Actually, you don't need to define it there. You could easily use a "factory" function instead like this:
function getFixedFunction(...constants) {
return function fixedFunction(...variables) {
let result;
// ...(use the constants & variables to compute the result)...
return result;
}
}
for (let c of [1, 2, 3, 4 /* ... */ ]) {
// ...
LM(data, getFixedFunction(c) ...)
}
In the Matlab LM version they have the constants
That may be more idiomatic for Matlab, but since JavaScript has better support for functional programming / "first class functions" it is possible to separate the concern regarding how the function is constructed (constants, etc.) from the LM implementation. I think keeping the API simple for this is a better design choice then trying to force a particular decomposition onto the user. For example, I cannot think of a function for which the existing call signature will not work, yet if we required the function to be in some particular form, say c1*x1 + c*x2 + ... I can think of plenty of examples where this would be difficult to work with. Plus having only one argument eliminates mistakes due to getting their order mixed up.
I see. Nevertheless, the factory function used in this way is syntactic sugar for defining functions within a loop. My real concern is that there exist many complex function with many parameters, but usually you only want to optimize a subset of them. Second, I don't consider to separate the variables from the constants within an optimization process is idiomatic stuff. It is a real semantic differentiation of the things.
eliminates mistakes due to getting their order mixed up.

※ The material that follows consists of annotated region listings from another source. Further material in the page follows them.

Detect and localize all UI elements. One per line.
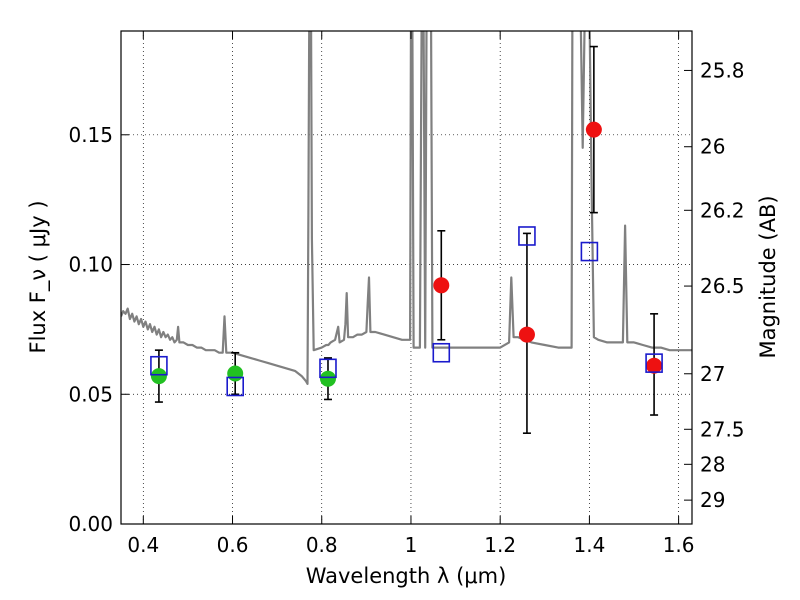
- plot-frame: [120, 30, 693, 525]
- data-points-layer: [150, 45, 663, 434]
- model-square-marker: [319, 358, 337, 379]
- x-tick-label: 1.6: [663, 533, 695, 557]
- right-tick-label: 28: [700, 452, 725, 476]
- model-square-marker: [645, 353, 663, 373]
- x-tick-label: 1.4: [573, 533, 605, 557]
- right-tick-label: 26.5: [700, 274, 745, 298]
- y-tick-label: 0.10: [68, 253, 113, 277]
- spectrum-layer: [121, 31, 692, 385]
- photometry-point: [150, 368, 167, 385]
- right-tick-label: 27.5: [700, 417, 745, 441]
- model-square-marker: [580, 241, 599, 262]
- model-square-marker: [150, 355, 168, 376]
- right-tick-label: 26: [700, 135, 725, 159]
- y-tick-label: 0.00: [68, 512, 113, 536]
- photometry-point: [585, 121, 602, 138]
- plot-background: [121, 31, 692, 524]
- right-tick-label: 26.2: [700, 198, 745, 222]
- model-square-marker: [518, 226, 536, 246]
- x-tick-label: 0.6: [217, 533, 249, 557]
- right-tick-label: 25.8: [700, 58, 745, 82]
- right-axis-label: Magnitude (AB): [756, 195, 780, 358]
- photometry-point: [227, 365, 244, 382]
- photometry-point: [319, 370, 336, 387]
- axis-ticks: 0.4 0.6 0.8 1 1.2 1.4 1.6 0.00 0.05 0.10 0.15 25.8 2…: [68, 31, 745, 557]
- spectrum-line: [121, 31, 692, 385]
- y-tick-label: 0.05: [68, 382, 113, 406]
- x-tick-label: 0.8: [306, 533, 338, 557]
- model-square-marker: [432, 342, 451, 363]
- right-tick-label: 29: [700, 488, 725, 512]
- x-tick-label: 1.2: [484, 533, 516, 557]
- photometry-point: [646, 357, 663, 374]
- x-axis-label: Wavelength λ (μm): [306, 564, 507, 588]
- model-square-marker: [226, 376, 244, 397]
- x-tick-label: 0.4: [127, 533, 159, 557]
- y-tick-label: 0.15: [68, 123, 113, 147]
- x-tick-label: 1: [405, 533, 418, 557]
- photometry-point: [518, 326, 535, 343]
- y-axis-label: Flux F_ν ( μJy ): [26, 200, 51, 353]
- right-tick-label: 27: [700, 362, 725, 386]
- photometry-point: [433, 277, 450, 294]
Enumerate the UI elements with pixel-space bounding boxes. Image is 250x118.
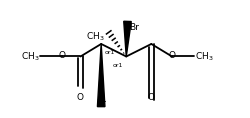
Text: CH$_3$: CH$_3$ — [21, 50, 40, 63]
Text: or1: or1 — [104, 50, 115, 55]
Text: O: O — [58, 51, 65, 60]
Text: Br: Br — [96, 99, 106, 108]
Text: O: O — [148, 93, 155, 102]
Text: Br: Br — [129, 23, 139, 32]
Text: CH$_3$: CH$_3$ — [86, 30, 105, 43]
Polygon shape — [98, 44, 105, 107]
Polygon shape — [124, 21, 131, 57]
Text: O: O — [168, 51, 175, 60]
Text: or1: or1 — [113, 63, 123, 68]
Text: CH$_3$: CH$_3$ — [194, 50, 213, 63]
Text: O: O — [77, 93, 84, 102]
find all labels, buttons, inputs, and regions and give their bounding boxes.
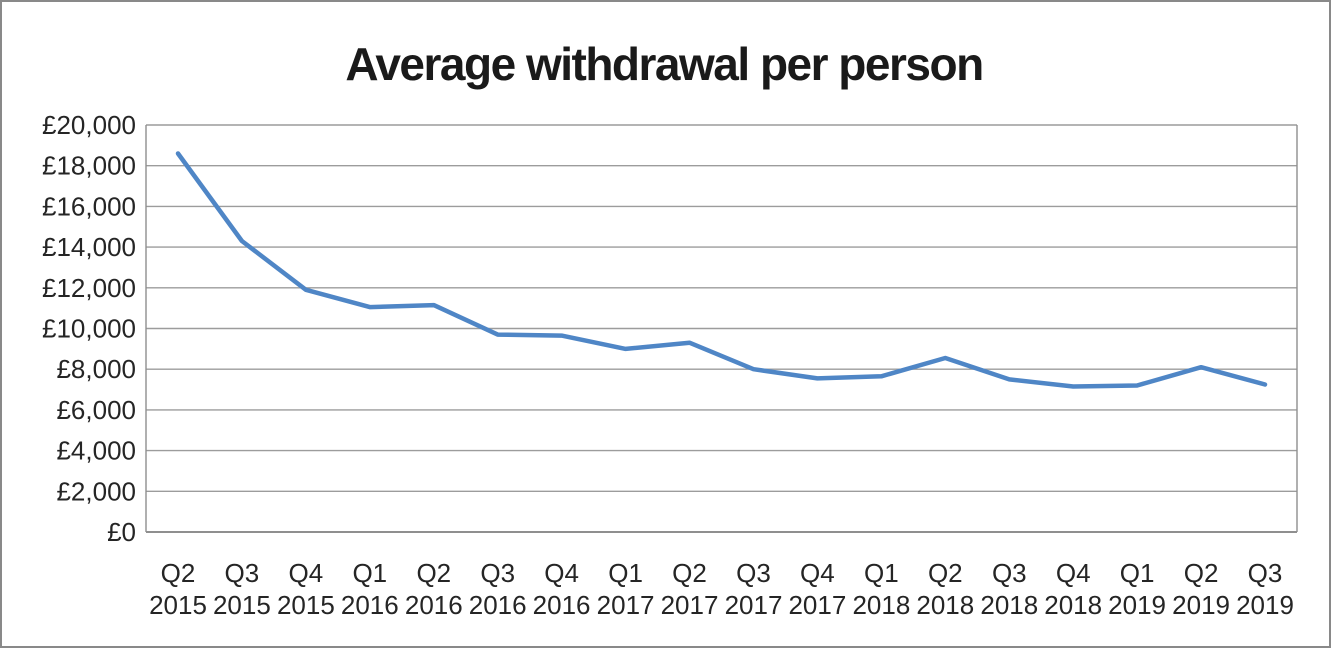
y-axis-tick-label: £12,000 <box>42 273 136 303</box>
y-axis-tick-label: £10,000 <box>42 314 136 344</box>
y-axis-tick-label: £8,000 <box>56 354 136 384</box>
x-axis-tick-label: Q4 2016 <box>533 558 591 620</box>
gridlines <box>146 124 1297 533</box>
x-axis-tick-label: Q1 2019 <box>1108 558 1166 620</box>
y-axis-tick-label: £6,000 <box>56 395 136 425</box>
x-axis-tick-label: Q3 2015 <box>213 558 271 620</box>
y-axis-tick-label: £0 <box>107 517 136 547</box>
y-axis-tick-label: £2,000 <box>56 476 136 506</box>
x-axis-tick-label: Q4 2017 <box>788 558 846 620</box>
y-axis-tick-label: £14,000 <box>42 232 136 262</box>
chart-title: Average withdrawal per person <box>345 38 982 90</box>
x-axis-tick-label: Q4 2015 <box>277 558 335 620</box>
y-axis-tick-label: £4,000 <box>56 436 136 466</box>
x-axis-tick-label: Q2 2019 <box>1172 558 1230 620</box>
x-axis-tick-label: Q1 2017 <box>597 558 655 620</box>
y-axis-tick-label: £20,000 <box>42 110 136 140</box>
series-line <box>175 151 1268 389</box>
x-axis-tick-label: Q2 2018 <box>916 558 974 620</box>
x-axis-tick-label: Q3 2016 <box>469 558 527 620</box>
x-axis-tick-label: Q3 2018 <box>980 558 1038 620</box>
y-axis-tick-labels: £20,000 £18,000 £16,000 £14,000 £12,000 £10,0… <box>42 110 136 547</box>
y-axis-tick-label: £16,000 <box>42 191 136 221</box>
x-axis-tick-label: Q3 2017 <box>725 558 783 620</box>
data-series <box>175 151 1268 389</box>
x-axis-tick-label: Q3 2019 <box>1236 558 1294 620</box>
plot-area-border <box>145 125 1298 533</box>
x-axis-tick-label: Q4 2018 <box>1044 558 1102 620</box>
x-axis-tick-label: Q2 2017 <box>661 558 719 620</box>
y-axis-tick-label: £18,000 <box>42 151 136 181</box>
x-axis-tick-label: Q2 2015 <box>149 558 207 620</box>
x-axis-tick-label: Q2 2016 <box>405 558 463 620</box>
x-axis-tick-label: Q1 2016 <box>341 558 399 620</box>
x-axis-tick-label: Q1 2018 <box>852 558 910 620</box>
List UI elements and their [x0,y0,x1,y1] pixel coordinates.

The function that have right to call parametrizedFunction is the LM, so there is only one person who can mix up those parameters.
As I say, It is working, but I consider including the constants can simplify many cases.
Nevertheless, the factory function used in this way is syntactic sugar for defining functions within a loop.
How would having LM do that instead make things any different?
My real concern is that there exist many complex function with many parameters, but usually you only want to optimize a subset of them.
Exactly. The LM algorithm should only have to worry about the parts being adjusted, so having another portion of code deal with selecting which parameters are constant and which are not makes perfect sense. There are also certainly more ways to set things up than in my example, and the right choice will depend on the particular use case. In general I was trying to demonstrate how higher-order functions (similar to currying) can help improve code composability, making it easier to reuse across many different use cases.